MINISTERSTWO PRYWATYZUJE, CZYLI WOŁAM DUŻO, ODDAM (PRAWIE) DARMO

 

Modar ten sztorm na oceanie jakoś przetrwał, ale nabiera wody. Bez kapitału prywatnego, czeka go ten sam los, co sąsiada zza miedzy. Od kilku lat spółka generuje straty, kończąc każdy kolejny rok na minusie. Do tego dochodzą problemy z wierzycielami. O pieniądze upomina się Zakład Ubezpieczeń Społecznych, gmina czeka na zaległe opłaty z tytułu podatku, a w kolejce czekają inni.

 

Kiedy w 2004 roku do spółki trafiła rządowa pomoc i zastrzyk gotówki wydawało się, że zakład zacznie normalnie funkcjonować i będzie miał perspektywę. Ale nieco ponad 1,6 miliona złotych, poszło głównie na uregulowanie tamtych długów, a na realne zmiany w firmie zabrakło i pieniędzy i pomysłu na realny rozwój.
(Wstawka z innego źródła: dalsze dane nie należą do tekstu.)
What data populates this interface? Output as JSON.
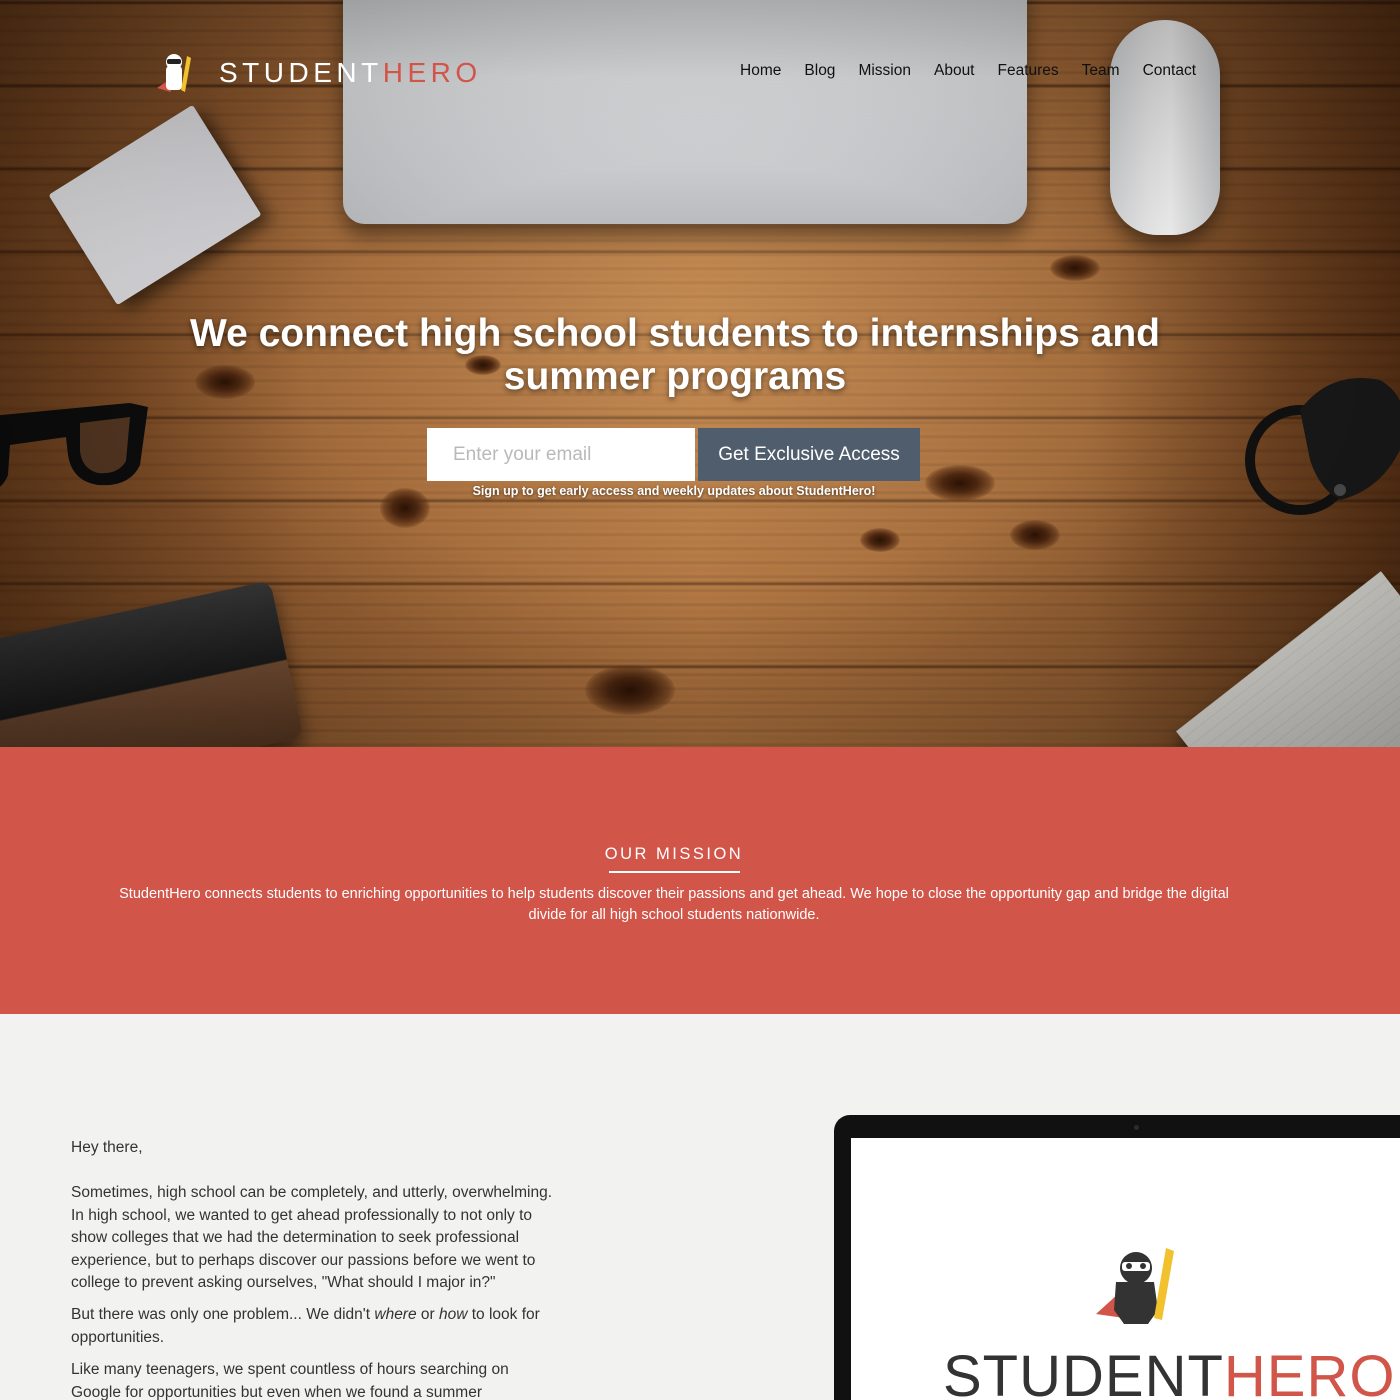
{
  "brand": {
    "name_part1": "STUDENT",
    "name_part2": "HERO",
    "accent_color": "#d2554a",
    "button_color": "#4f5d6c"
  },
  "nav": {
    "items": [
      "Home",
      "Blog",
      "Mission",
      "About",
      "Features",
      "Team",
      "Contact"
    ]
  },
  "hero": {
    "headline": "We connect high school students to internships and summer programs",
    "email_placeholder": "Enter your email",
    "cta_label": "Get Exclusive Access",
    "note": "Sign up to get early access and weekly updates about StudentHero!"
  },
  "mission": {
    "title": "OUR MISSION",
    "text": "StudentHero connects students to enriching opportunities to help students discover their passions and get ahead. We hope to close the opportunity gap and bridge the digital divide for all high school students nationwide."
  },
  "letter": {
    "greeting": "Hey there,",
    "p1": "Sometimes, high school can be completely, and utterly, overwhelming. In high school, we wanted to get ahead professionally to not only to show colleges that we had the determination to seek professional experience, but to perhaps discover our passions before we went to college to prevent asking ourselves, \"What should I major in?\"",
    "p2_a": "But there was only one problem... We didn't ",
    "p2_em1": "where",
    "p2_b": " or ",
    "p2_em2": "how",
    "p2_c": " to look for opportunities.",
    "p3": "Like many teenagers, we spent countless of hours searching on Google for opportunities but even when we found a summer"
  },
  "device_screen": {
    "name_part1": "STUDENT",
    "name_part2": "HERO"
  },
  "icons": {
    "logo": "hero-mascot-icon",
    "device_logo": "hero-mascot-icon"
  }
}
Skarb Państwa wreszcie postanowił spółkę sprzedać, ale cena wywoławcza, jaką podano na tacy przyszłym nabywcom była sennym objawieniem zupełnie oderwanym od rzeczywistości.

 

Jak inaczej wytłumaczyć stawkę początkową rzędu 500 złotych za jedną akcję Modaru, którą następnie odchudzono do 270 złotych, do ostatecznego wyniku negocjacji na poziomie 34,16 złotych, za każdą z niespełna 5,4 tysięcy akcji zakładu, które sprzedał Skarb Państwa? Zamiast oczekiwanych niemal 2, 7 milionów złotych z prywatyzacji państwo wzbogaciło się o nieco ponad 200 tysięcy złotych. Dobre i to, bo jak mówią niektórzy dziś można by było kupić za złotówkę, i wydać kilka milionów, aby mogła działać, bez gwarancji tego, że zainwestowane pieniądze się zwrócą.

 

HAKO BIERZE MODAR

 

Wstępnie chęć kupna wyraziło sześć podmiotów, do oceny stanu spółki przystąpiły trzy, ale ofertę złożył tylko jeden. Ocenę Modaru badała między innymi odzieżowa firma „Barbaras” działająca w podstaszowskich Sztombergach. Ale na badaniu się skończyło. - Przeanalizowaliśmy wszystkie dokumenty i stwierdziliśmy, że jest to dla nas zbyt duże wyzwanie i nie ma pewności, że się opłaci – mówi Marcin Skorwon, właściciel Barbaras.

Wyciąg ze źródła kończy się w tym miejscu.